- Post 15 September 2016
The indigenous Syriacs (Arameans) of Iraq are deeply concerned about their rights and future in their ancestral land. The Nineveh Plain is close to be reconquered from ISIS, but the Syriacs fear to return home without international protection. The first step to ensure their future in their homeland begins with granting them recognition in Article 125 of the Iraqi Constitution.

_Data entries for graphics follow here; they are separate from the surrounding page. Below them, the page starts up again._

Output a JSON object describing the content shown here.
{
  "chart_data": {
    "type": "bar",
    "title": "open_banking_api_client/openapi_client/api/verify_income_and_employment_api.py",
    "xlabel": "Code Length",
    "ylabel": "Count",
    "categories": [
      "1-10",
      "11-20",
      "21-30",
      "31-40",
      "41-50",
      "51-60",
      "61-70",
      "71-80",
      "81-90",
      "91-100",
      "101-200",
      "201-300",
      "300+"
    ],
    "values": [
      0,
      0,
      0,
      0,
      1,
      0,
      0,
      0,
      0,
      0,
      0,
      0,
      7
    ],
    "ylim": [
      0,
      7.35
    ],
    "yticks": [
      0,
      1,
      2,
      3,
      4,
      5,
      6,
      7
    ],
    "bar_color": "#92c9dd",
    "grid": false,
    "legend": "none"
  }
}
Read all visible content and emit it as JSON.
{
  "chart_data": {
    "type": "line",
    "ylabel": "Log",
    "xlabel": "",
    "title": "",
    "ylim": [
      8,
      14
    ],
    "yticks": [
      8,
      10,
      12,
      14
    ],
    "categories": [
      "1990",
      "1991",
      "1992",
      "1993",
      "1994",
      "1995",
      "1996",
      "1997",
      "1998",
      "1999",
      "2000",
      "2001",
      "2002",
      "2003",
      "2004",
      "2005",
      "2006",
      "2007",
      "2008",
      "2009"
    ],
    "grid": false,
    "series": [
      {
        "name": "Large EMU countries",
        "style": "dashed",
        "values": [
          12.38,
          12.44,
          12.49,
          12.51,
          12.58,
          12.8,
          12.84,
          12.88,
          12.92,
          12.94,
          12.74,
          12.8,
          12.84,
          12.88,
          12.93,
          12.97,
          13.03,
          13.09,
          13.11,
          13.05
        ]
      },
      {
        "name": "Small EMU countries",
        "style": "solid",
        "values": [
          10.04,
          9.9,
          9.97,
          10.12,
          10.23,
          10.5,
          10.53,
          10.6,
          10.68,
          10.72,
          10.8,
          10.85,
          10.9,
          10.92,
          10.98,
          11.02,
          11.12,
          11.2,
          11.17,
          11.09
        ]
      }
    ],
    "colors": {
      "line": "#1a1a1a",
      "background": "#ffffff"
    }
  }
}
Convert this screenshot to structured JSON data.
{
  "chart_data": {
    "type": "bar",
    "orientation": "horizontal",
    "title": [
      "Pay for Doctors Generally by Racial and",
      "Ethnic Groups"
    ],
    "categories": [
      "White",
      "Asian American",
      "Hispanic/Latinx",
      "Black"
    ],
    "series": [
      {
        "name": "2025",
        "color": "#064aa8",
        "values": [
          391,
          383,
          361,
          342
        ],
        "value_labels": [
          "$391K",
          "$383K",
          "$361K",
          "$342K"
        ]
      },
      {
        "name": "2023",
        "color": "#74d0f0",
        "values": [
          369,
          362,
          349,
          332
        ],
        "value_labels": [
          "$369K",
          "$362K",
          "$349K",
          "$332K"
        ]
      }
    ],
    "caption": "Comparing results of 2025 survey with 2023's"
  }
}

Without constitutional recognition, the Syriacs have no legal existence. In addition, the present ID Card even forces them to adopt an identity that is foreign to them, such as Arab, Turkmen, Chaldean or Assyrian. With the lack of a legal status in their native country and the reconquest of the Nineveh Plain in sight, there is a risk that Iraq may lose a critical component of its ancient ethno-religious mosaic.
“This absence of appreciation, acknowledgment and support does not promise much good. Our people are seriously concerned about their future in the homeland and it has led to angry reactions from hundreds of thousands of Arameans in and beyond Iraq who refuse to identify themselves other than Syriacs or Arameans. The WCA urgently appeals to Iraq’s lawmakers to make constitutional amendments and offer the Syriacs perspectives in Iraq’s post-ISIS period,” emphasizes the President of the World Council of Arameans (Syriacs (“WCA”)), Johny Messo.
The Chaldean and Assyrian politicians who were part of the committee that was responsible for the constitutional changes also failed to represent the interests of Iraq’s Syriac Christians. Yesterday, the Chaldean Patriarch Mar Louis Sako, leader of Iraq’s largest Christian community, expressed written support for the demand of the Syriacs, who represent the second-largest Christian group in Iraq.
The WCA calls upon Iraqi lawmakers to rectify this issue without further delay in order to put an end to the ongoing exclusion of the Syriacs from the constitution. The answer to this appeal is critical. They can show that they really care about protecting the right of existence of the Syriacs in their homeland and save Iraq’s rich multi-ethnic, multi-religious and multi-linguistic heritage, of which the Syriac (Aramean) Christians and their Syriac (Aramaic) language are an ancient but threatened representative.